Le cœur serré, Remus lui emboîta le pas. Pourquoi avait-il fallu qu'il parle trop ? Le trajet jusqu'au bureau directorial se fit dans une atmosphère tendue. Ils croisèrent Terry qui leur lança un regard intrigué et qui sembla réellement inquiet lorsqu'ils lui demandèrent le mot de passe pour entrer dans le bureau. Ils déclinèrent cependant son offre de les accompagner et continuèrent leur route dans un silence pesant.
- Mademoiselle Black, monsieur Lupin. Que me vaut cette visite ? fit Dumbledore lorsqu'ils entrèrent.
La Serpentard hésita.
- Narcissa vient de faire une prophétie, fit donc Remus en prenant garde à ne pas croiser son regard.
Le vieil homme opina, ses yeux passant de l'un à l'autre de ses visiteurs.
- Dois-je comprendre que la potion ne fait plus d'effets, mademoiselle ?
L'interrogea cilla, manifestement surprise.
- Comment savez-vous que… Oh, suis-je sotte ? Vous savez tout ce qu'il se passe dans cette école.
- Pas tout, malheureusement. Votre camarade Terry me donne pas mal de fils à retordre. Il dit que ça me tient en forme.
- Il doit avoir votre santé à cœur, alors, ironisa Remus.
- C'est ce que je me dis. Bref, c'est à vous que mademoiselle Black a fait sa prédiction, Remus ?
- Oui, monsieur le directeur. Voulez-vous mon souvenir ?
- Je vous en serais gré. Mais ne restez pas debout jeunes gens, asseyez-vous. Un bonbon au citron ?
- Non merci, déclina Narcissa, désorientée.
- Mmm. Vous avez tort. Bien, mademoiselle Black, je ne saurais trop vous conseiller de cesser de prendre cette potion. Tenter de brider un tel pouvoir est dangereux pour vous et votre santé.
- Je refuse d'avoir ce pouvoir ! s'exclama la vert et argent, vindicative.
- Il fait pourtant partie de vous. C'est un don que la magie vous a offert pour une bonne raison. Voulez-vous écouter la prédiction que vous avez fait à votre camarade ?

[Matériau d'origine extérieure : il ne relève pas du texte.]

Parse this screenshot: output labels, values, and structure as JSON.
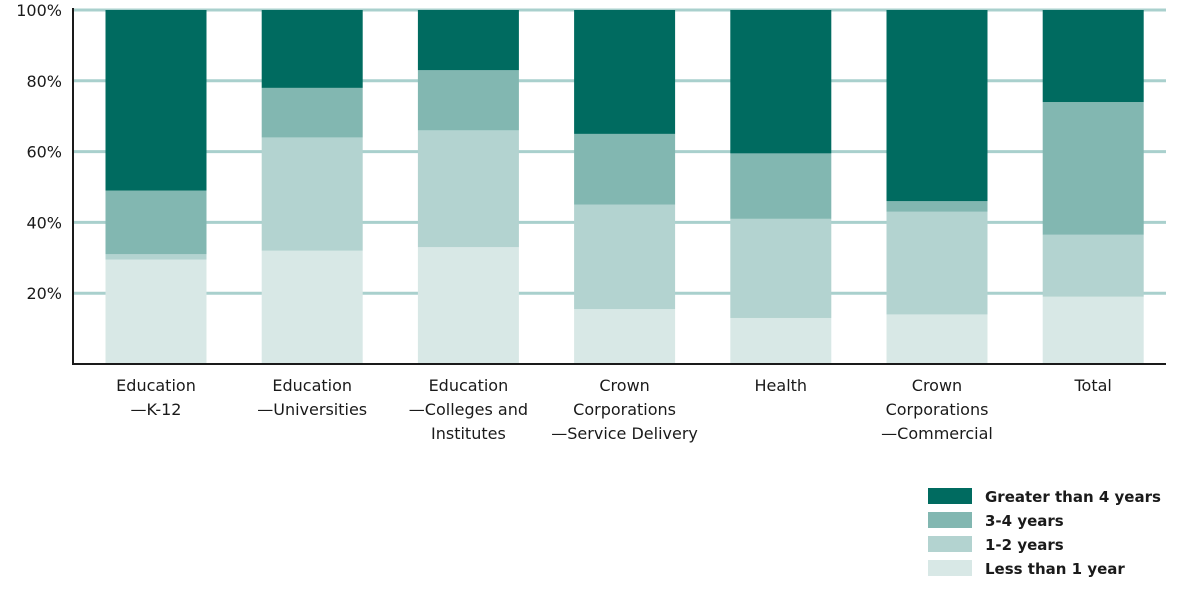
{
  "chart_data": {
    "type": "bar",
    "stacked": true,
    "categories": [
      [
        "Education",
        "—K-12"
      ],
      [
        "Education",
        "—Universities"
      ],
      [
        "Education",
        "—Colleges and",
        "Institutes"
      ],
      [
        "Crown",
        "Corporations",
        "—Service Delivery"
      ],
      [
        "Health"
      ],
      [
        "Crown",
        "Corporations",
        "—Commercial"
      ],
      [
        "Total"
      ]
    ],
    "series": [
      {
        "name": "Less than 1 year",
        "color": "#d8e8e6",
        "values": [
          29.5,
          32,
          33,
          15.5,
          13,
          14,
          19
        ]
      },
      {
        "name": "1-2 years",
        "color": "#b3d3d0",
        "values": [
          1.5,
          32,
          33,
          29.5,
          28,
          29,
          17.5
        ]
      },
      {
        "name": "3-4 years",
        "color": "#82b7b1",
        "values": [
          18,
          14,
          17,
          20,
          18.5,
          3,
          37.5
        ]
      },
      {
        "name": "Greater than 4 years",
        "color": "#006b60",
        "values": [
          51,
          22,
          17,
          35,
          40.5,
          54,
          26
        ]
      }
    ],
    "y_ticks": [
      20,
      40,
      60,
      80,
      100
    ],
    "y_tick_format": "{v}%",
    "ylim": [
      0,
      100
    ],
    "grid": true,
    "grid_color": "#a9d0cd",
    "legend_position": "bottom-right",
    "legend_order": [
      "Greater than 4 years",
      "3-4 years",
      "1-2 years",
      "Less than 1 year"
    ],
    "title": "",
    "xlabel": "",
    "ylabel": ""
  }
}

En parlant, le directeur avait mis le souvenir dans sa pensine. Remus vit Narcissa hésiter longuement avant d'approuver légèrement de la tête.

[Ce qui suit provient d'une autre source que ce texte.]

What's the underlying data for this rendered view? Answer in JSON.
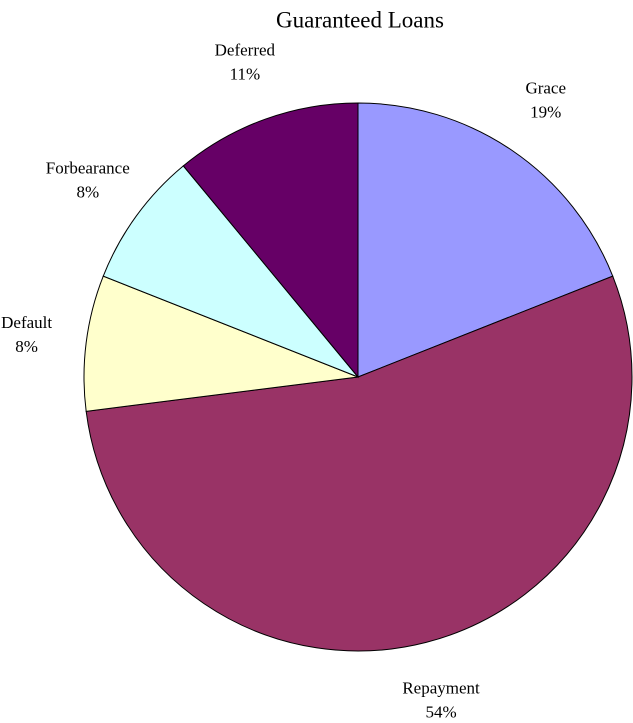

- Les images n'ayant pas d'intérêt, nous allons nous contenter d'un souvenir sonore, précisa Dumbledore.
Aussitôt, une voix rocailleuse s'éleva dans le bureau.
Celui qui devait mourir vaincra
Mais seul il ne le pourra pas
Car le Survivant a l'unique pouvoir
Pouvant contre le Seigneur des Ténèbres offrir l'espoir
Si ensemble ils ne sont pas
À jamais le mage noir l'emportera
Car ils ont une force que le Seigneur des ténèbres ignore
Et qu'ils ne connaissent pas encore
Mais elle leur donnera à jamais
La force de triompher
Parce qu'eux seuls peuvent le faire
Ils détiennent entre leurs mains le futur de notre terre
- C'est… Quelque peu confus, releva la prophétesse.

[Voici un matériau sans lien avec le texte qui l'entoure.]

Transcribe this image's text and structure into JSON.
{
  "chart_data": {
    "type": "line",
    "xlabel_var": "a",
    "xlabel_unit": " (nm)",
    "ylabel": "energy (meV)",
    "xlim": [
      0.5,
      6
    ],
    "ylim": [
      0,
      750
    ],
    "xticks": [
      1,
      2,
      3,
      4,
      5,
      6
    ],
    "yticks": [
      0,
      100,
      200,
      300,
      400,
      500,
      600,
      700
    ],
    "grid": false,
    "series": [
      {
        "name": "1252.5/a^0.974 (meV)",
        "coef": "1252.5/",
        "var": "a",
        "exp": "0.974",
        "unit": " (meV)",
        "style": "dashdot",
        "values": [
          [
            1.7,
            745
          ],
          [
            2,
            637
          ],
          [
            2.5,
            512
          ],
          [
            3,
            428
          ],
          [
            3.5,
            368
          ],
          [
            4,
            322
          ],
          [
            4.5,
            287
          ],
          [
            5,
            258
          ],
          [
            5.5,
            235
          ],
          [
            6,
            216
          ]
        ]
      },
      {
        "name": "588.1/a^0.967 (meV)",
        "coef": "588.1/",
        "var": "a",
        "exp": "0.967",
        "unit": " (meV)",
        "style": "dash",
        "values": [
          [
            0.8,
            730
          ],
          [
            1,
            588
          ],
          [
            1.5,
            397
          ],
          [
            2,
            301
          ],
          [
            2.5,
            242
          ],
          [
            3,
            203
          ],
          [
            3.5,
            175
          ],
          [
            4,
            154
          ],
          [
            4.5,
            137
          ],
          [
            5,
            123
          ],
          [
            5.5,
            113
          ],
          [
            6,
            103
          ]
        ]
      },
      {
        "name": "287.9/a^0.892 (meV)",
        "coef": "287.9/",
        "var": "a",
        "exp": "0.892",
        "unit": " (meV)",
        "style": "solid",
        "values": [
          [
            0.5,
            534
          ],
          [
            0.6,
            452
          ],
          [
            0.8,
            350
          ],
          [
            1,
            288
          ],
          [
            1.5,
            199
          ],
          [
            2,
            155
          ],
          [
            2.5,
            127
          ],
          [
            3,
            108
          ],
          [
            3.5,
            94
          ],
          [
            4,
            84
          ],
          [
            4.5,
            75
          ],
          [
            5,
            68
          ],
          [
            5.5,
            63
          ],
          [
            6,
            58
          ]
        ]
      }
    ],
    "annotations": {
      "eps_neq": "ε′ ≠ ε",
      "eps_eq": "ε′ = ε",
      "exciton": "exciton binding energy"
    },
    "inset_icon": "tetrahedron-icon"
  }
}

- En effet. Mais toutes les prophéties sont ainsi. Elle annonce toutefois l'existence de personnes pouvant vaincre Voldemort et nous offre des indices pour les retrouver. C'est une chose fantastique, mademoiselle Black.
- Avec tout le respect que je vous dois, professeur, cela n'aide en rien. Nous ignorons qui est celui qui devait mourir alors savoir qu'il peut vaincre avec le Survivant – dont nous ne connaissons pas non plus l'identité – ne nous avance à rien !
- Pour le moment, peut-être, mais je vais faire des recherches afin d'expliciter certaines parties de cette prophétie…
- Bien, le coupa Narcissa. Dans ce cas vous n'avez plus besoin de moi. Bonne journée, monsieur le directeur.
Sans attendre, elle s'enfuit du bureau. Dumbledore ne sembla pas s'offenser de ce comportement et se contenta de tourner un regard pétillant vers Remus.
- Il me semble que cette jeune fille est dans un état de grande détresse. Pourquoi ne pas la rejoindre ?
- Elle ne veut pas me parler. Elle pense que je la prends pour une future mangemorte parce que j'ai fait une gaffe et que j'ai failli lui dire que j'étais un loup-garou.
- Je vois. Comme je l'ai dit, elle est dans un état de grande détresse. Son don de voyance la hante. Cela arrive lorsqu'il se développe trop jeune et qu'il montre la mort de proches. J'ignore de qui mademoiselle Black a prédit le décès, mais ses parents en sont venus à nier son pouvoir. Elle l'a donc rejeté comme une part d'elle-même la dégoutant. Vous n'êtes pas sans connaître ce comportement, n'est-ce pas, Remus ?
- En effet.
- Alors une dernière chose avant que vous ne partiez : le courage n'est pas l'absence de peur mais la capacité à passer outre. De plus, il y a des choses qui justifient que l'on prenne des risques… Qu'en dites-vous ?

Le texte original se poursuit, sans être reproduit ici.